Façam lá a vossa greve

O Governo conta que os grevistas fiquem em casa: nem vão trabalhar nem vão para a rua protestar

Os partidos de esquerda exageram, a reforma laboral está longe de ser um conjunto de leis radicais contra os direitos dos trabalhadores. Tem duas ou três indecências que facilmente poderiam ser retiradas, mas nenhuma torna o pacote num presente de natal para os patrões. O que faz dela o ponto de apoio para a alavanca de uma greve geral é outra coisa: a provocação. E ela, que pode nascer da pressa e morrer na autoconfiança da ministra, mostra não apenas que o Governo não tem medo como possivelmente deseja o confronto. Para vencer e dobrar os sindicatos, que indisfarçavelmente trata como forças de atraso.

A reforma de Luís Montenegro é sobretudo uma reversão do pacote laboral de António Costa, repondo contratos a termo num máximo de três anos, repondo o direito a possibilidade de substituição de trabalhadores despedidos por serviços subcontratados ou reduzindo proteções a quem trabalha através de plataformas digitais.

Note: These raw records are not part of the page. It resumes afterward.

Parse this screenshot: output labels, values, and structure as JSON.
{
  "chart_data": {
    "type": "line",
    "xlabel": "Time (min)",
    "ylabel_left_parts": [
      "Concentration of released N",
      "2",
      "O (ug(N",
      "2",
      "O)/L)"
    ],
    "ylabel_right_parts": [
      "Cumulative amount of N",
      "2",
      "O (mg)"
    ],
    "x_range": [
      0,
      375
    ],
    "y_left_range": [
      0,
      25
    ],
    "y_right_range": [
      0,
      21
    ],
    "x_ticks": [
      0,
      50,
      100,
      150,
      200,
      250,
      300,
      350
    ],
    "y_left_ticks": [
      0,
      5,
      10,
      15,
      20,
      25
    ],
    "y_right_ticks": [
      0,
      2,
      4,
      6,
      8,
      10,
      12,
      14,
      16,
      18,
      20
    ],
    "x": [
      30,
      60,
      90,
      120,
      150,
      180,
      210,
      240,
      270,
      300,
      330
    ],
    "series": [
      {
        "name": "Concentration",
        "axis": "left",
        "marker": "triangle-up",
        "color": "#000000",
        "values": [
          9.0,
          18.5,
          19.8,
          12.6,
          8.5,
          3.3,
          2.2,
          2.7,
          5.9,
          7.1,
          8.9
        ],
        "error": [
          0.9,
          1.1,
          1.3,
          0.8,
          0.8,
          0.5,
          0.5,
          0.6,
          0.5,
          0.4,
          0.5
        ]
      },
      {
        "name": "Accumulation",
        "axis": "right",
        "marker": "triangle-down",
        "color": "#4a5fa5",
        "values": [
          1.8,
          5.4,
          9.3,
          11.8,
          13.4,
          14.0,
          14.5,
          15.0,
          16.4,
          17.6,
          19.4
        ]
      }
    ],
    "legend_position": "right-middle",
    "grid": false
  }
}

Estes pontos, a que acresce o banco de horas individual e a possibilidade de ‘despromoção’ de categoria profissional, são os pontos fulcrais da reforma. E sim, aumentam a precariedade, porque ‘repõem’ o nível anterior de precariedade. 

A provocação está em a ministra não se ter esforçado nem um milímetro para um acordo. Está em ter apresentado o facto consumado, colocando o carro da proposta à frente dos bois da negociação. Está em não ter incluído uma só medida, umazinha que fosse, que pudesse beneficiar substancialmente trabalhadores. Está em dizer que prepara o futuro mas nada inclui sobre o que vai construir produtividade e destruir empregos tradicionais, a inteligência artificial. Está em dizer que os trabalhadores têm direitos a mais e as mães abusam do tempo de amamentação. Está na torção do pressuposto de que o trabalhador é a parte mais fraca numa relação laboral quando admite que quem é despedido ilegalmente pode não ser reintegrado na empresa. Está em limitar o exercício de conversações com a UGT a uma encenação política de culpa sobre quem é o mais inflexível e quem será o responsável pelos incómodos particulares de uma greve geral. Está em agir como se dissesse «vá, façam lá a vossa grevezinha que temos de andar com isto para a frente».

O Governo não chegou a acordo com a UGT até aqui porque não quis convencer nem sequer os Trabalhadores Sociais Democratas. Porque Luís Montenegro considera que há abusos do direito à greve e sabe que muitos portugueses preferem ‘deixar o Luís trabalhar’ a ficarem encalacrados no trânsito ou à porta de serviços públicos. O país está à direita, não estará sempre nem para sempre, donde a reforma avança agora com o apoio do Chega – e porque o Governo conta que os grevistas fiquem em casa, isto é, não vão trabalhar mas também não vão para a rua protestar.

Se assim for, a greve geral será um dia de tédio para um Governo que se desdobrará em declarações sobre as responsabilidades e as irresponsabilidades sindicais da temporada. Sem clamor na rua, os sindicatos podem até reivindicar que ganharam o dia mas perderão depois pela inutilidade da demonstração de força: a reforma avançará, Montenegro questionará o abuso do direito à greve e a ministra sentirá que a sua missão está cumprida: já reformou as leis, o país já vai andar para a frente, feliz natal e bom ano novo.